In expanding on her back story then, The Alphabet of Ben Sira solidified fear and hatred of Lilith in ancient Jewish communities and put the blame of all infant deaths of her, further villainizing and demonizing her.
The Book of Zohar
The Book of Zohar brings in another spin on the biblical tale of creation by incorporating Adam, Lilith, and Eve in the origin story. Thought to have been written around 1300 CE in Spain by Moses de Leon (1250–1305), the Book of Zohar serves as the foundational literature of Jewish mystical thought known as the Kabbalah. The reinterpretations provided by the Book of Zohar are taken to be sacred by Kabbalists (those who subscribe to this particular Jewish mysticism).
The Book of Zohar’s reinterpretations in describing the origin of humankind is based on a reading of Genesis 1:27 where God created a male and a female in his own image. In this take on the Biblical tale, God created an androgenous figure who was half male and half female- a human. Centuries later, Zohar elaborates that God put Adam on a deep slumber and sawed off the female side of the human, dividing the “male” and the “female” into distinct humans. This detached portion was “the original Lilith, who was with him [Adam] and who conceived from him” (Zohar 34b).Later, Lilith sees her rival Eve clinging on to Adam and in a jealous rage, flies away.

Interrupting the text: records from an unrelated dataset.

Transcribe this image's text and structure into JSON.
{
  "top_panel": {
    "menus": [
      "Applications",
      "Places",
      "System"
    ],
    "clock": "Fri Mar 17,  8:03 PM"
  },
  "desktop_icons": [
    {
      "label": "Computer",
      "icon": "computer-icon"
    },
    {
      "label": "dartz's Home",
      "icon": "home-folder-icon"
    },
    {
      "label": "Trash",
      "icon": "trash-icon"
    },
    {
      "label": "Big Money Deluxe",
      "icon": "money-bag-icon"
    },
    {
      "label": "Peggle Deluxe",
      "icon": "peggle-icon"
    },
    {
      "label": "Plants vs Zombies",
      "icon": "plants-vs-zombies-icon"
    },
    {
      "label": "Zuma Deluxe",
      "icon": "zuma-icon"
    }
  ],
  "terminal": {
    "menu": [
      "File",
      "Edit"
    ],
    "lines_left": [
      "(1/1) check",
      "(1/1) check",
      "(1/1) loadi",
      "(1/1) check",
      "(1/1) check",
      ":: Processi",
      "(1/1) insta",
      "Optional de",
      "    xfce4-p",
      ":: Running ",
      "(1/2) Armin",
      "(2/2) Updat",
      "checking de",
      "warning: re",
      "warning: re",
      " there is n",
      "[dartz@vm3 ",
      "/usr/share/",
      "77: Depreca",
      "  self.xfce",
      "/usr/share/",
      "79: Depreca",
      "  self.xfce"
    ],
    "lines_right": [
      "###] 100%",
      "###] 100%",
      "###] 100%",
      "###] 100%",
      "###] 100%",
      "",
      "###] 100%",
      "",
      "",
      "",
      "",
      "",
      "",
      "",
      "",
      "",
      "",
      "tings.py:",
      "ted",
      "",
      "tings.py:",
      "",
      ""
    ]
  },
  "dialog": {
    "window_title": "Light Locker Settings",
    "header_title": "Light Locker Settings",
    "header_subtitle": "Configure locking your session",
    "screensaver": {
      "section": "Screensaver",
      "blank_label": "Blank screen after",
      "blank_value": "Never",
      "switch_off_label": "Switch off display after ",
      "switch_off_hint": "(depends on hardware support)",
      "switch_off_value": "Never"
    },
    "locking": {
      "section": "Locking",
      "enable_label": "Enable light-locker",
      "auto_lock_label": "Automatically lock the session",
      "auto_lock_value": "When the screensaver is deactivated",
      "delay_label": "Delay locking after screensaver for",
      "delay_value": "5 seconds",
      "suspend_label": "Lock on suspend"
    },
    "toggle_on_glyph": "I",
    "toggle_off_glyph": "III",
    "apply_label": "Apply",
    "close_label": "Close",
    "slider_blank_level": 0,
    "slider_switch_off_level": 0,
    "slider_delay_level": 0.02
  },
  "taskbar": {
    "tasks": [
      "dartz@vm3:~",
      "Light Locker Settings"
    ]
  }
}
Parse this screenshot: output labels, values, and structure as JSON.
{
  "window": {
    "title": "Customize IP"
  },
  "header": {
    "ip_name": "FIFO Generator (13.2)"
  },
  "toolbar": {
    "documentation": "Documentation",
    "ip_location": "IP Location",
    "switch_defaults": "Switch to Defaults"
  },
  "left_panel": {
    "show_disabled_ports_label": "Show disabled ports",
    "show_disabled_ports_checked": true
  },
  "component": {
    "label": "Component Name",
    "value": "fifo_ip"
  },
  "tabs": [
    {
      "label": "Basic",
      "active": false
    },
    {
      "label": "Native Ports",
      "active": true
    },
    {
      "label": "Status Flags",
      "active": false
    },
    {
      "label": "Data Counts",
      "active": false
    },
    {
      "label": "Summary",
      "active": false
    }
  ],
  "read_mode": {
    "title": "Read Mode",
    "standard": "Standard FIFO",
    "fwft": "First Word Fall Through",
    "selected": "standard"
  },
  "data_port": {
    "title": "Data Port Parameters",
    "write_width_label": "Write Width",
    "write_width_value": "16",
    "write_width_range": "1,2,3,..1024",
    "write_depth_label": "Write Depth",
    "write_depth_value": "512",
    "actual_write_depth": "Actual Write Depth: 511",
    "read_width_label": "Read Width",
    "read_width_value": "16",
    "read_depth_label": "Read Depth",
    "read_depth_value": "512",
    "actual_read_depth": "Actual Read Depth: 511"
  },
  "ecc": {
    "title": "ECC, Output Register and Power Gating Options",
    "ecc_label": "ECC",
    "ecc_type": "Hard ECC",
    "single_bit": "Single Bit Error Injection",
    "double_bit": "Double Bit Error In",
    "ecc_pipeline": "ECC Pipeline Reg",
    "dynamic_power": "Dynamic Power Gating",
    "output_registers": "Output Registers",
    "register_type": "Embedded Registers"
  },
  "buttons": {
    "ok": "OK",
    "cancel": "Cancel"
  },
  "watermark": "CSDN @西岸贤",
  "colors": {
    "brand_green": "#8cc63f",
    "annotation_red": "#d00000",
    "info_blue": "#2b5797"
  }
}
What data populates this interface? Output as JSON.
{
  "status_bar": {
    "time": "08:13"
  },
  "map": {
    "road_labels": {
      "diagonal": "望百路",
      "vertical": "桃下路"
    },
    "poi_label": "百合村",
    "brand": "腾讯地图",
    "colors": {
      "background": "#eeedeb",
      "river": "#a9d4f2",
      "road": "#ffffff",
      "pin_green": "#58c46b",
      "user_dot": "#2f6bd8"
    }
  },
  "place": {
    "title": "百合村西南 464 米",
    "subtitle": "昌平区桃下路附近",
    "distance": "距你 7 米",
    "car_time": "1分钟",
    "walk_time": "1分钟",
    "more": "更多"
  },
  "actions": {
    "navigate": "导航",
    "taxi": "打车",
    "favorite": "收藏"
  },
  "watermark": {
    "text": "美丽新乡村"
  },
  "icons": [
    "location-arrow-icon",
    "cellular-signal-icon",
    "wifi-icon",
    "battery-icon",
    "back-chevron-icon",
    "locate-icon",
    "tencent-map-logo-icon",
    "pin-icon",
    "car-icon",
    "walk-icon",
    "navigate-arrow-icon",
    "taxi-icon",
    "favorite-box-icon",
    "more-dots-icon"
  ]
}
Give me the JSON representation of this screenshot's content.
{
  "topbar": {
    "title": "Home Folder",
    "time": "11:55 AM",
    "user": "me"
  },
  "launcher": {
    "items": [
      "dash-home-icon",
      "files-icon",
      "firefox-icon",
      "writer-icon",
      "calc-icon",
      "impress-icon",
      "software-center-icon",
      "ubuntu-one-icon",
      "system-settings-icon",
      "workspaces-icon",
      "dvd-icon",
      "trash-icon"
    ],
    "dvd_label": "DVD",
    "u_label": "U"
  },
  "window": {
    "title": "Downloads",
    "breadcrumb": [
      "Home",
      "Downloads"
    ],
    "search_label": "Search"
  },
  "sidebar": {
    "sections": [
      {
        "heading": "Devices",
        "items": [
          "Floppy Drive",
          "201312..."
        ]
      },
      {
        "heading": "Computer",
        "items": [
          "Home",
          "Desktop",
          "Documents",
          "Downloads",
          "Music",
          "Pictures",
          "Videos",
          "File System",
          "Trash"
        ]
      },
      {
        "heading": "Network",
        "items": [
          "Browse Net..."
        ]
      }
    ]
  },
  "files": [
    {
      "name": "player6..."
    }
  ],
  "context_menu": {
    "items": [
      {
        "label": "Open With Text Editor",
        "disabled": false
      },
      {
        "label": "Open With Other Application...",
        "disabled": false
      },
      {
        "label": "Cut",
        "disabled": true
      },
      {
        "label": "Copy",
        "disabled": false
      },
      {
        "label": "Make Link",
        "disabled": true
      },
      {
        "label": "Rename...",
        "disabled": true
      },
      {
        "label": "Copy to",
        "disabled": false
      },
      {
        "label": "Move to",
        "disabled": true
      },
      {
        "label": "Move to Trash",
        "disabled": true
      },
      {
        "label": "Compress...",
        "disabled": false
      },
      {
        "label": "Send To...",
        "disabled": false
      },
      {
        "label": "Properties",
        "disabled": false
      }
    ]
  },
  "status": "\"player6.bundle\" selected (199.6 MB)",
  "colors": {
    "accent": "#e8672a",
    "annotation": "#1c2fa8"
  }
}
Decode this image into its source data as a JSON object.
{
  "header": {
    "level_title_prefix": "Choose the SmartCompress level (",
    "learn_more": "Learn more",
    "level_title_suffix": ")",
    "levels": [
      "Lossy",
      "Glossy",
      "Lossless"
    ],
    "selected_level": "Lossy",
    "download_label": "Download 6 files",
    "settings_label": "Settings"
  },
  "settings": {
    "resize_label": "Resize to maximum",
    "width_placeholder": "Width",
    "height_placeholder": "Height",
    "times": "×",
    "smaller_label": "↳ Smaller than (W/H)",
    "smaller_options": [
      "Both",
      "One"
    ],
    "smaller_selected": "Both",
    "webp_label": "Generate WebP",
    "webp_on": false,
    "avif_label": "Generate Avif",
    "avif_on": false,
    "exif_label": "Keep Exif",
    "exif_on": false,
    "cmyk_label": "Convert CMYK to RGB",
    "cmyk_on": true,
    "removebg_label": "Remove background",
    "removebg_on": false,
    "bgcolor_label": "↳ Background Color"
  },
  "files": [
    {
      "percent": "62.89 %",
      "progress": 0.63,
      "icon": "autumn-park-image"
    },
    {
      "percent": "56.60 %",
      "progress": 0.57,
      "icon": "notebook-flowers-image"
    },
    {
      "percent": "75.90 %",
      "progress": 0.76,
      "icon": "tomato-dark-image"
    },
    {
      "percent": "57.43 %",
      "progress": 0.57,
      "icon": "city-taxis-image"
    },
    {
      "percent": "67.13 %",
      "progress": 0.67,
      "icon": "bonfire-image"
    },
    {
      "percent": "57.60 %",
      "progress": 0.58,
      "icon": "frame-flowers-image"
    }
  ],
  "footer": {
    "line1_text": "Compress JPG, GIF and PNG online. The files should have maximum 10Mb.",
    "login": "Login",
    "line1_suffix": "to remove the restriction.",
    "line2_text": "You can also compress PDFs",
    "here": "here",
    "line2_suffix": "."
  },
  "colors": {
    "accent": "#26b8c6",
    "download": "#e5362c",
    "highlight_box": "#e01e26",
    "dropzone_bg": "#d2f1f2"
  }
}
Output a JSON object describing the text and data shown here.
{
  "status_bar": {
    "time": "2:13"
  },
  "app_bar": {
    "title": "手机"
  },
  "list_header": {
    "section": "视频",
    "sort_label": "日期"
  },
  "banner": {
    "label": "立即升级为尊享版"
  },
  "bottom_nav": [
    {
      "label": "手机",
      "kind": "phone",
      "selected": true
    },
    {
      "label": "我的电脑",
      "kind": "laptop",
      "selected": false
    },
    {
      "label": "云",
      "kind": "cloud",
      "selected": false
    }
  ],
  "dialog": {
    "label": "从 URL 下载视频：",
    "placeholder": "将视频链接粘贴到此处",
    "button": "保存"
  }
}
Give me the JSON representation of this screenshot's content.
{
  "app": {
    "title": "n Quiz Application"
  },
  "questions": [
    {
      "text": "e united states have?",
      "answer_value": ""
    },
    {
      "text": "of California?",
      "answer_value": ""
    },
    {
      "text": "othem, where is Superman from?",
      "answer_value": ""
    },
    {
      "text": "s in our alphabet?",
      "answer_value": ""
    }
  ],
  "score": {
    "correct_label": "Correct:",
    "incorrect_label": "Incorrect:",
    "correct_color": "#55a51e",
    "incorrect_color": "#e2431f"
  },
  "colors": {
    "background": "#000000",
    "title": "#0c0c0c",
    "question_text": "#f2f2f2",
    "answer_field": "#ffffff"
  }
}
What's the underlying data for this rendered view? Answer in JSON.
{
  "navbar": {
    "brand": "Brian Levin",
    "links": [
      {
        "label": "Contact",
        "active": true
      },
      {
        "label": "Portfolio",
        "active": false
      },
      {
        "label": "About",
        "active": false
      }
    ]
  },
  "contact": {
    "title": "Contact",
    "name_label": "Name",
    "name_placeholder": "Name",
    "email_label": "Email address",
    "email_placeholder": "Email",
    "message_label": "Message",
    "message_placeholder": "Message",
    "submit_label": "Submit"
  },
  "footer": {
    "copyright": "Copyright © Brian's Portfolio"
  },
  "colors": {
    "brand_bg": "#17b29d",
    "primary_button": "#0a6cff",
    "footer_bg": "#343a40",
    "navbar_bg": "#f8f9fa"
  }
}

In the Zohar too, Lilith’s past characterization as a vicious succubus follows. Lilith grabs lone men and steals their seed to make demon children, leaving them infected with diseases. All nocturnal emissions reveal that Lilith has visited the man at night time. Zohar 19b reads:
She [Lilith] roams at night, and goes all about the world and makes sport with men and causes them to emit seed. In every place where a man sleeps alone in a house, she visits him and grabs him and attaches herself to him and has her desire from him, and bears from him. And she also afflicts him with sickness, and he knows it not, and all this takes place when the moon is on the wane..
Zohar 19b.
The Zohar often mentions Shekinah, the female side to God, and constructs Lilith as her antithesis. While Shekinah is Israel’s mother, Lilith is its destruction. The Book of Zohar then lands another strike to Lilith, partnering her with the Samael or Asmodeus, the male personification of evil. In Zohar 23b and 55a, Lilith and Samael are said to form an unholy alliance, and breed demon children. God later castrates Samael, and she turns to lone sleepers to steal their seed and impregnate herself. The Zohar’s Lilith is Adam’s first wife who has turned into a succubus that brings illness and death to all.
Lilith appears in many stories and forms in ancient texts, all of which have informed and constructed Lilith’s image in ancient societies. Lilith has forever been immortalized in these texts.